I guess you could say I would classify myself as an introvert, but now a more socially adapted introvert. Growing up, I was so shy, like trust me, it was bad. I was always self-conscious about talking in front of people or saying the wrong thing to the point where I just wouldn’t say anything at all.

Today, I wouldn’t say I am the most outgoing person, I still am very much so quiet and I enjoy my alone time more than anything. However, now that I’m getting older, as a career woman, a graduate student and a blogger, I have realized I need to step out of my comfort zone and make connections more than ever.

Being willing to step out of my comfort zone full of shy doom has helped me:

• Land a full-time career in communications
• Be open to meeting new people in creative spaces
• Not worry about what people think
• Start saying ‘yes’ to things I would usually say ‘no’ to

 

It has also helped me create content to speak to people just like me who get stuck in creative ruts, want to live out their passions and embrace who they are.

The fact that I grew up a shy girl has helped make me the woman I am today. It’s like the puzzle piece I needed to be complete, as cliché as that might be but, eh, it’s true!

So in this post, I’m diving deep into how to overcome that shyness and, more specifically, what you can do to create opportunities for yourself, whether that be business opportunities, networking or just meeting new people.

Let’s do it, shall we?!

1. Be More Open

Before jumping the gun and saying “no” to everything, ask yourself these questions first:
• What do I have to gain from this opportunity?
• What do I have to lose from this opportunity?
• Can I make time for this?
• Am holding myself back by not taking part in this?

Sometimes you have to just realize that most of the time, the opportunity that has presented itself isn’t that scary. This could be an opportunity to go to a networking event, do a collaboration with someone new, go on a trip, or anything that requires social inclusion.

By saying “no” all the time, we don’t allow ourselves to know what could have been.

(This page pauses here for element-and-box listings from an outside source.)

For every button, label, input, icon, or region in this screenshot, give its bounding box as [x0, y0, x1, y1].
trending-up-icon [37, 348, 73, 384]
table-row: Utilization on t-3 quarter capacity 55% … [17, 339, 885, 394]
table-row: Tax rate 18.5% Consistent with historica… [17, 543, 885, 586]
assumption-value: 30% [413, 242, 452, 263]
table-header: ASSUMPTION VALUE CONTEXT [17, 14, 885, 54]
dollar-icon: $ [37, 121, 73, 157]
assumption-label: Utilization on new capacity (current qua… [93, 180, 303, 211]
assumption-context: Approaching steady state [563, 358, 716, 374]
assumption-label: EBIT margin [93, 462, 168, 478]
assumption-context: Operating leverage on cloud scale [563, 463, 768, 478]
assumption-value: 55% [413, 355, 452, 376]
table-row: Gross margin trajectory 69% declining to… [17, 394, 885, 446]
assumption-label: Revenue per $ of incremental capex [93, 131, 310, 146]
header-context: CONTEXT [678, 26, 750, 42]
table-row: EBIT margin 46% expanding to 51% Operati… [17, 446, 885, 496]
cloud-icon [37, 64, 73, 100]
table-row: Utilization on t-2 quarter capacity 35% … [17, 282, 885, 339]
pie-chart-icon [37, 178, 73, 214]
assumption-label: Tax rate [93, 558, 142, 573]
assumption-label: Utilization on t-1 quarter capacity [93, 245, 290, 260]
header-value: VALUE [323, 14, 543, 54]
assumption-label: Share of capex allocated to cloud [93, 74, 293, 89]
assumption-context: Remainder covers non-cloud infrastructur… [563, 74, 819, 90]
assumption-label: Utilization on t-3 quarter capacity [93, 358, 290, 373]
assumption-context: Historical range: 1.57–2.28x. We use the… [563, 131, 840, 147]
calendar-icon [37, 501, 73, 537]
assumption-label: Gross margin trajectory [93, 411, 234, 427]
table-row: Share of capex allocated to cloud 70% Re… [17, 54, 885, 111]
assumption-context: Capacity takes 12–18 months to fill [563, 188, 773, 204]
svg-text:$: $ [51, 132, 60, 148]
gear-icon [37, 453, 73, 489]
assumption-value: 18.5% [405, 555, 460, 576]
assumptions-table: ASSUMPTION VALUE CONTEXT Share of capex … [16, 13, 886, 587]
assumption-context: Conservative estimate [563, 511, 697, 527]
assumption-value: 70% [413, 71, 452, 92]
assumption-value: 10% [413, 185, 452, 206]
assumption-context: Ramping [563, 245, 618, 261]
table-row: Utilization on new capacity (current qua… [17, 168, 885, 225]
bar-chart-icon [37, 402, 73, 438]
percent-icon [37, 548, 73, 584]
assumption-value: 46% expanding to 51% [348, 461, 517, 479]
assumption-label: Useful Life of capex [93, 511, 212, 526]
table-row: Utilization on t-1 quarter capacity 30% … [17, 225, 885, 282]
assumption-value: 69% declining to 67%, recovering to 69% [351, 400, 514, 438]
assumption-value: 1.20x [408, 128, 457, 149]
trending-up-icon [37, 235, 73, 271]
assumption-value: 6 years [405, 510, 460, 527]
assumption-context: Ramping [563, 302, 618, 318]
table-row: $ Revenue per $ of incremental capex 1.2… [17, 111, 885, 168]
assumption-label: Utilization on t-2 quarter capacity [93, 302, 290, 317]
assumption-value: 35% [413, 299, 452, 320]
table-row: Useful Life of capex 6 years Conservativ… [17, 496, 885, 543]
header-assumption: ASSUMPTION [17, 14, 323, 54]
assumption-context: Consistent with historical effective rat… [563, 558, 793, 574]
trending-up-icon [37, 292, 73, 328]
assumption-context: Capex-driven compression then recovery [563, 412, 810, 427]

Pro tip: Saying no to things we know will help us is often a comfort zone we want to stay in. However, we will never grow in our comfort zones.

Related Post: 4 Ways to Combat Your Excuses

2. Have outgoing friends

This tip is something that I adopted a long time ago, unconsciously. As a quiet girl, I make sure I have a lot of outgoing people around me. My friends, family and my boyfriend have always been awesome and fun people to be around.

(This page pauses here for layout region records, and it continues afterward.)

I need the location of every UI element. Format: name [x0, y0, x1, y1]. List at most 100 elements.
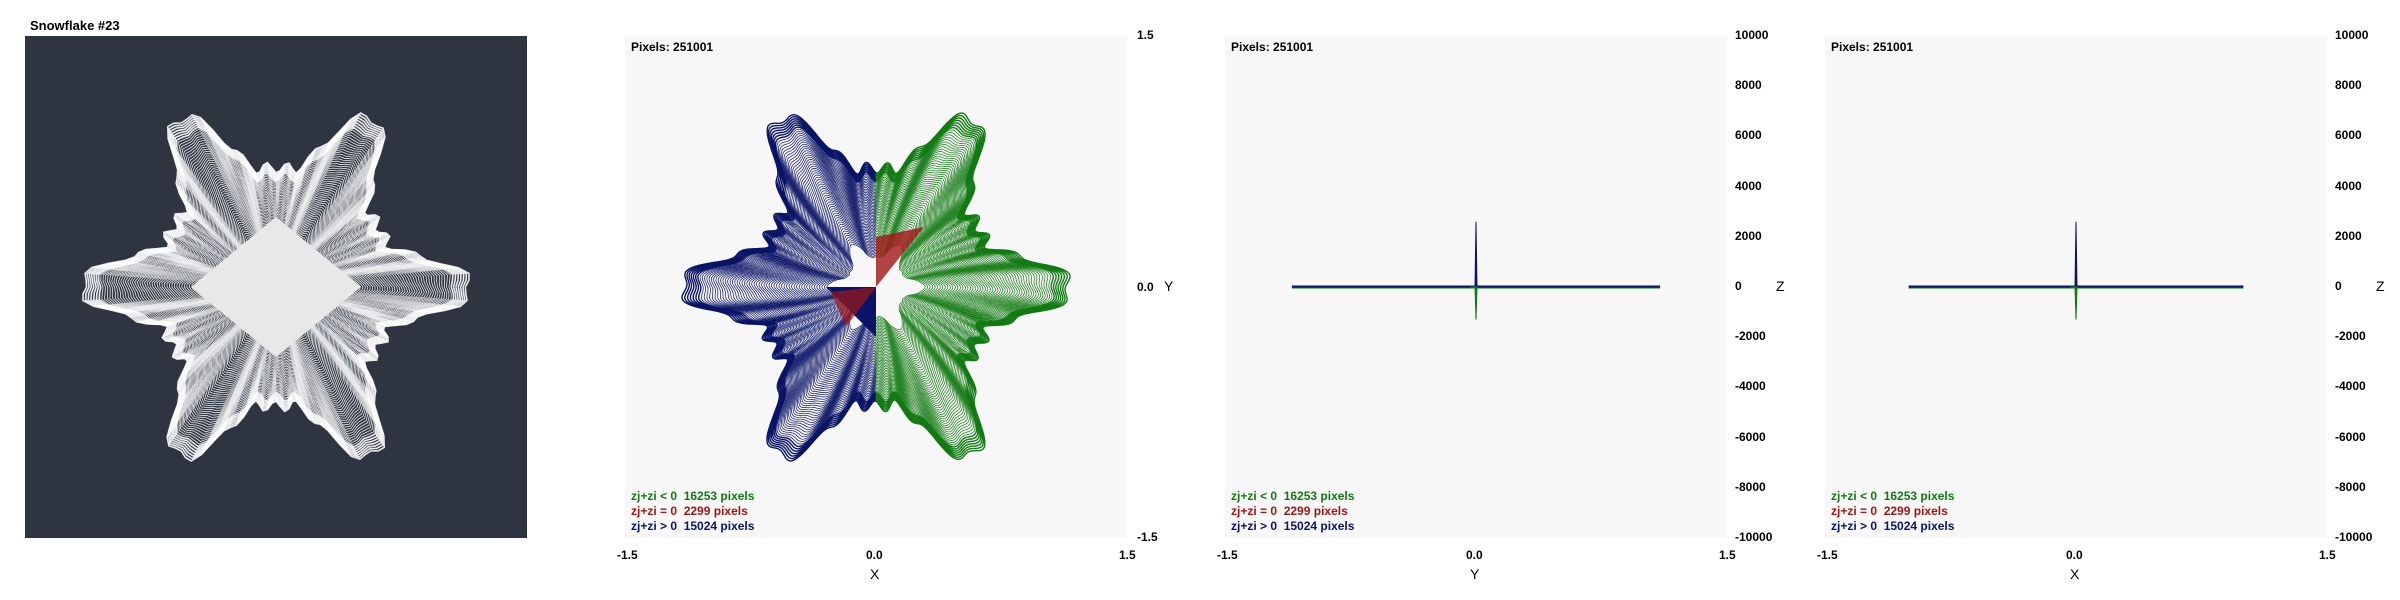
fractal-contour [111, 139, 441, 435]
fractal-contour [875, 122, 1060, 288]
fractal-contour [122, 150, 430, 424]
z-axis-label: Z [2376, 278, 2385, 294]
fractal-contour [816, 235, 876, 288]
fractal-contour [875, 286, 1004, 400]
fractal-contour [788, 210, 877, 288]
x-tick-label: 0.0 [866, 548, 883, 562]
fractal-contour [875, 286, 984, 382]
fractal-contour [875, 192, 986, 288]
z-tick-label: 10000 [2335, 28, 2369, 42]
fractal-contour [811, 230, 876, 288]
fractal-contour [803, 223, 877, 287]
fractal-contour [875, 286, 974, 373]
legend-count: 2299 pixels [1883, 504, 1948, 518]
fractal-contour [106, 135, 446, 439]
x-tick-label: 0.0 [1466, 548, 1483, 562]
fractal-contour [875, 286, 1035, 428]
fractal-contour [716, 286, 877, 431]
fractal-contour [875, 287, 946, 348]
fractal-contour [875, 287, 1062, 454]
fractal-contour [711, 286, 877, 435]
legend-item-negative: zj+zi < 0 16253 pixels [1231, 489, 1354, 504]
fractal-contour [743, 286, 877, 403]
fractal-contour [763, 188, 877, 288]
fractal-contour [875, 175, 1004, 288]
pixel-count-label: Pixels: 251001 [1831, 40, 1914, 54]
x-tick-label: 1.5 [2319, 548, 2336, 562]
fractal-contour [875, 119, 1063, 288]
projection-marks [1908, 221, 2244, 320]
fractal-contour [776, 199, 877, 288]
fractal-contour [136, 163, 416, 411]
legend-count: 2299 pixels [683, 504, 748, 518]
fractal-contour [875, 286, 944, 346]
legend-count: 16253 pixels [1283, 489, 1355, 503]
fractal-contour [148, 174, 404, 400]
fractal-contour [124, 153, 428, 421]
x-tick-label: -1.5 [1817, 548, 1838, 562]
fractal-contour [134, 161, 418, 413]
legend-item-positive: zj+zi > 0 15024 pixels [631, 519, 754, 534]
fractal-contour [876, 286, 941, 344]
fractal-contour [701, 131, 877, 288]
fractal-contour [875, 286, 1023, 418]
fractal-contour [752, 286, 877, 394]
fractal-contour [875, 169, 1011, 288]
fractal-contour [875, 287, 959, 359]
fractal-contour [762, 286, 877, 386]
z-tick-label: -4000 [1735, 379, 1766, 394]
legend-label: zj+zi > 0 [1231, 519, 1278, 533]
fractal-contour [875, 198, 978, 288]
fractal-contour [729, 286, 877, 416]
snowflake-render-panel [25, 36, 527, 538]
legend-label: zj+zi < 0 [1831, 489, 1878, 503]
fractal-contour [875, 213, 961, 288]
x-tick-label: 0.0 [2066, 548, 2083, 562]
fractal-contour [875, 286, 1013, 409]
fractal-contour [117, 146, 435, 428]
fractal-contour [875, 286, 969, 368]
fractal-contour [692, 286, 877, 452]
z-tick-label: 8000 [2335, 78, 2362, 93]
legend-item-positive: zj+zi > 0 15024 pixels [1831, 519, 1954, 534]
fractal-contour [875, 287, 949, 351]
legend: zj+zi < 0 16253 pixels zj+zi = 0 2299 pi… [1831, 489, 1954, 534]
fractal-contour [92, 121, 460, 453]
fractal-contour [773, 197, 877, 288]
fractal-contour [188, 210, 364, 364]
fractal-contour [704, 133, 877, 288]
fractal-contour [84, 114, 468, 460]
fractal-contour [156, 181, 396, 393]
fractal-contour [131, 159, 421, 415]
xy-projection-svg [681, 112, 1071, 462]
spike-negative [2070, 286, 2078, 320]
fractal-contour [875, 286, 1057, 450]
z-tick-label: 0 [1735, 279, 1742, 293]
fractal-contour [151, 176, 401, 398]
xz-projection-panel: Pixels: 251001 zj+zi < 0 16253 pixels zj… [1825, 36, 2327, 538]
z-tick-label: 8000 [1735, 78, 1762, 93]
fractal-contour [750, 286, 877, 397]
fractal-contour [734, 161, 877, 288]
fractal-contour [127, 155, 425, 419]
y-axis-label: Y [1164, 278, 1174, 294]
fractal-contour [769, 286, 877, 380]
fractal-contour [708, 137, 877, 288]
fractal-contour [875, 286, 951, 353]
fractal-contour [87, 116, 465, 458]
fractal-contour [688, 118, 877, 288]
x-tick-label: -1.5 [1217, 548, 1238, 562]
fractal-contour [720, 286, 877, 426]
fractal-contour [875, 286, 1025, 420]
fractal-contour [701, 286, 877, 445]
fractal-contour [876, 286, 926, 331]
z-tick-label: 4000 [2335, 178, 2362, 193]
x-tick-label: 1.5 [1119, 548, 1136, 562]
fractal-contour [741, 286, 877, 405]
fractal-contour [684, 113, 877, 288]
fractal-contour [786, 286, 877, 365]
fractal-contour [818, 237, 876, 288]
fractal-contour [875, 196, 981, 288]
fractal-contour [875, 207, 969, 288]
fractal-contour [801, 221, 877, 288]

The fact that I have people around me who are outspoken, approachable, friendly and outgoing is exactly what I needed to grow within myself and realize “hey…I can do that too!”

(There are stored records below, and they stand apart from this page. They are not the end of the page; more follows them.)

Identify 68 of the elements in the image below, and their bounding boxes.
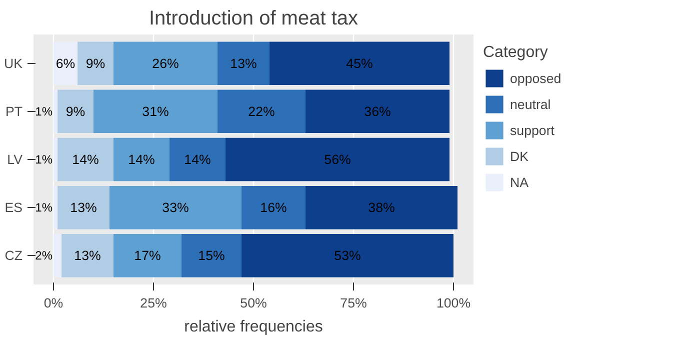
bar	[114, 138, 170, 182]
bar	[54, 42, 78, 85]
legend-label: opposed	[510, 70, 562, 86]
legend-label: neutral	[510, 96, 551, 112]
y-tick-label: PT	[5, 104, 22, 119]
bar	[242, 234, 454, 278]
x-axis-title: relative frequencies	[184, 318, 323, 336]
bar	[226, 138, 450, 182]
y-tick-label: CZ	[4, 248, 23, 264]
x-tick-label: 75%	[340, 296, 367, 310]
x-tick-label: 25%	[140, 296, 167, 310]
bar	[110, 186, 242, 230]
bar	[54, 90, 58, 134]
bar	[78, 42, 114, 85]
y-tick-label: ES	[4, 200, 23, 216]
bar	[218, 42, 270, 85]
data-label: 15%	[198, 248, 225, 264]
data-label: 1%	[35, 152, 53, 166]
data-label: 14%	[72, 152, 99, 167]
data-label: 1%	[35, 104, 53, 118]
y-tick-label: LV	[7, 152, 23, 167]
data-label: 13%	[230, 56, 257, 71]
legend-label: DK	[510, 148, 530, 164]
data-label: 14%	[128, 152, 155, 167]
data-label: 53%	[334, 248, 361, 264]
legend-label: support	[510, 122, 554, 138]
bar	[114, 42, 218, 85]
data-label: 17%	[134, 248, 161, 264]
legend-label: NA	[510, 174, 530, 190]
data-label: 22%	[248, 104, 275, 119]
bar	[306, 90, 450, 134]
bar	[58, 90, 94, 134]
bar	[58, 186, 110, 230]
legend-title: Category	[483, 44, 549, 62]
data-label: 36%	[364, 104, 391, 119]
data-label: 38%	[368, 200, 395, 216]
x-tick-label: 100%	[436, 296, 471, 310]
data-label: 9%	[86, 56, 106, 71]
x-tick-label: 50%	[240, 296, 267, 310]
bar	[114, 234, 182, 278]
data-label: 13%	[70, 200, 97, 216]
bar	[242, 186, 306, 230]
bar	[182, 234, 242, 278]
chart-title: Introduction of meat tax	[149, 8, 358, 30]
bar	[170, 138, 226, 182]
bar	[58, 138, 114, 182]
data-label: 56%	[324, 152, 351, 167]
bar	[54, 138, 58, 182]
data-label: 16%	[260, 200, 287, 216]
data-label: 14%	[184, 152, 211, 167]
bar	[62, 234, 114, 278]
bar	[94, 90, 218, 134]
bar	[306, 186, 458, 230]
data-label: 9%	[66, 104, 86, 119]
data-label: 13%	[74, 248, 101, 264]
y-tick-label: UK	[4, 56, 23, 71]
data-label: 33%	[162, 200, 189, 216]
data-label: 6%	[56, 56, 76, 71]
bar	[54, 186, 58, 230]
data-label: 26%	[152, 56, 179, 71]
data-label: 1%	[35, 200, 53, 215]
data-label: 2%	[35, 248, 53, 263]
data-label: 31%	[142, 104, 169, 119]
data-label: 45%	[346, 56, 373, 71]
bar	[270, 42, 450, 85]
bar	[54, 234, 62, 278]
bar	[218, 90, 306, 134]
x-tick-label: 0%	[44, 296, 64, 310]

Having outgoing friends will really push you to be great. There may be a time where one of your friends randomly chats about you to a stranger and creates a new opportunity for you. This has happened to me, and it wouldn’t have happened if I didn’t have the friends to push me towards it.

So although you may be shy and quiet, your peers can help you grow out of that and it will lead to some serious opportunities!

3. Be fearless

OK, this tip HAS to be my favorite, and at the same time, it has to be the hardest to achieve. Fear, my friends is our greatest enemy. In fact, we shouldn’t be fearful of anything in the world at all.

Fear is something that holds us back. It’s that little voice in our heads that tells us “you can’t do this,” or “why even try.”

Also, fear leads to worrying about what others may think. It leads you to feel like everything you do should be validated. That’s not a great way to live.

If you want to create more opportunities for yourself, you need to leave fear out of the picture.

4. Develop a routine and practice

We have comfort zones because that’s what we are used to. But, light bulb moment: what if we get used to something else? Will that be a new level of comfort? Uh…YEAH.

The more you network, speak with people, make connections and create opportunities, the more natural it will feel to you.

It’s really all about breaking out that comfort zone and developing a new routine that fits.

5. Know that you’re not alone

I think it’s a good feeling to know you’re not the only one who feels a sense of social anxiety and shyness. Guess what? A LOT of people are just like us. Some people are just better at hiding it.

You know how many shy celebrities there are? Just let that sink in.

For lack of a better term, at the end of the day, don’t feel like you are weird for being shy. Just embrace it, use these tips and work on yourself.